Gemischtes Corona Bild in Serbien

Serbien / Fernsehen / ZiB1 / 2021-02-20 19:30

Einleitung

Serbien bietet im Kampf gegen das Corona-Virus ein gemischtes Bild. So verzeichnete das Balkan-Land in dieser Woche täglich Neuinfektionen von mehr als 2.500 Personen bei mehr als 13.000 Tests. Seit Beginn der Pandemie starben an und mit dem Virus mehr als 4300 Personen; doch in Serbien gibt es keinen Lock down und mehr als eine Millionen Bürger wurden bereits geimpft.

Detail

Serbien bietet im Kampf gegen das Corona-Virus ein gemischtes Bild. So verzeichnete das Balkan-Land in dieser Woche täglich Neuinfektionen von mehr als 2.500 Personen bei mehr als 13.000 Tests. Seit Beginn der Pandemie starben an und mit dem Virus mehr als 4300 Personen; doch in Serbien gibt es keinen Lock down und mehr als eine Millionen Bürger wurden bereits geimpft.

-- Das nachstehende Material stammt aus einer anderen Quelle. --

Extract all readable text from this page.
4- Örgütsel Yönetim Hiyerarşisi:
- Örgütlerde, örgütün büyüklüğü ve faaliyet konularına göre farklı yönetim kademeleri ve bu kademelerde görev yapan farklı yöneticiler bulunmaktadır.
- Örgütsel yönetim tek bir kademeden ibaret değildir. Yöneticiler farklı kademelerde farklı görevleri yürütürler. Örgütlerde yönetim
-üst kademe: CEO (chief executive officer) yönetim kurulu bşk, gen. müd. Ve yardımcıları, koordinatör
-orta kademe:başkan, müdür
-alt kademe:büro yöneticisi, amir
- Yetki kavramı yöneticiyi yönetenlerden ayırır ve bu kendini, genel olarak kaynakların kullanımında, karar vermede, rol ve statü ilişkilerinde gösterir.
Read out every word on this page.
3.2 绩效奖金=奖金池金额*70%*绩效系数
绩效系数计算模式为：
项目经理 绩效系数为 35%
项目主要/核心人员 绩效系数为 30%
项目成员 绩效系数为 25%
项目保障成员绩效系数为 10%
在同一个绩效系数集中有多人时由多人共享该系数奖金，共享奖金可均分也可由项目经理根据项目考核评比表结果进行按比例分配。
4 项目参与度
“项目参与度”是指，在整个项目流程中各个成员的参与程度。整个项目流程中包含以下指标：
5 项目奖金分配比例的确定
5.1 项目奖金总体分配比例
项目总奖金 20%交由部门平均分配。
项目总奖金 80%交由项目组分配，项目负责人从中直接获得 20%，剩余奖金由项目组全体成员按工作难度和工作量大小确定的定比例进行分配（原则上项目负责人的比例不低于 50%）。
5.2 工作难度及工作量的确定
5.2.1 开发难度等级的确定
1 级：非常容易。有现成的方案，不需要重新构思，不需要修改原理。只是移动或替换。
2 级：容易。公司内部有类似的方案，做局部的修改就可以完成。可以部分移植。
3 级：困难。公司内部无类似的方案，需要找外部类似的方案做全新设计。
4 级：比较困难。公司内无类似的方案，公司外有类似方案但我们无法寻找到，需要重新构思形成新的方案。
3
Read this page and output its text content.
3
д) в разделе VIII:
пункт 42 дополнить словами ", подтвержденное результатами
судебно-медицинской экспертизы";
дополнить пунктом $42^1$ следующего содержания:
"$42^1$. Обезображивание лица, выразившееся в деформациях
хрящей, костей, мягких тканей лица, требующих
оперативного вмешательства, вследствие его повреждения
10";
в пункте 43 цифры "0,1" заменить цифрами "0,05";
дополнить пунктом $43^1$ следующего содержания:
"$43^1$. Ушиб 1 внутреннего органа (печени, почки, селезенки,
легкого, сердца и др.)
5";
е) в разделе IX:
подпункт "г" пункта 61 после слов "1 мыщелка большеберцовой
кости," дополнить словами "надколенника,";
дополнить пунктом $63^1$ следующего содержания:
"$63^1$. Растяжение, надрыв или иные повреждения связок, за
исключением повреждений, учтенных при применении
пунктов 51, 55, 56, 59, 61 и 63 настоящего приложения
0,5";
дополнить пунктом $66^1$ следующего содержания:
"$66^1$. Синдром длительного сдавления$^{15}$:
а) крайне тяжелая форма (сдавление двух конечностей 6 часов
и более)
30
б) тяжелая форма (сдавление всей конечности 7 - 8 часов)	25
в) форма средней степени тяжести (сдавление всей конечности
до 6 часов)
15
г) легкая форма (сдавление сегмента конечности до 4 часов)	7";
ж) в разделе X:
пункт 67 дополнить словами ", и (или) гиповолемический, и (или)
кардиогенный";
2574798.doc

Berichtsinsert: Christian Wehrschütz aus Serbien

Insert1: Goran Vesic, Vizebürgermeister von Belgrad und Mitglied des Krisenstabes

Gesamtlänge: 1’30

Das vergangene verlängerte Wochenende nutzen viele Serben zum Schifahren; Abstandregeln wurden vielfach mißachtet, Verstöße dagegen gab es vereinzelt auch in Belgrad. Daher steigen die Corona-Zahlen wieder deutlich an. Andererseits liegt Serbien bei den Impfungen gemessen an seiner Einwohnerzahl von sieben Millionen weiter im internationalen Spitzenfeld:

"Die Zahlen sind auch in Israel nach der Impfung gestiegen, weil sich diese Leute entspannt haben und dachten, jetzt ist alles vorüber. Daher drucken wir nun als Stadt Belgrad Broschüren, die jeder bei der zweiten Impfung bekommt; wir warnen die Leute, dass sie weiter Masken tragen und sich noch eine gewisse Zeit schützen müssen."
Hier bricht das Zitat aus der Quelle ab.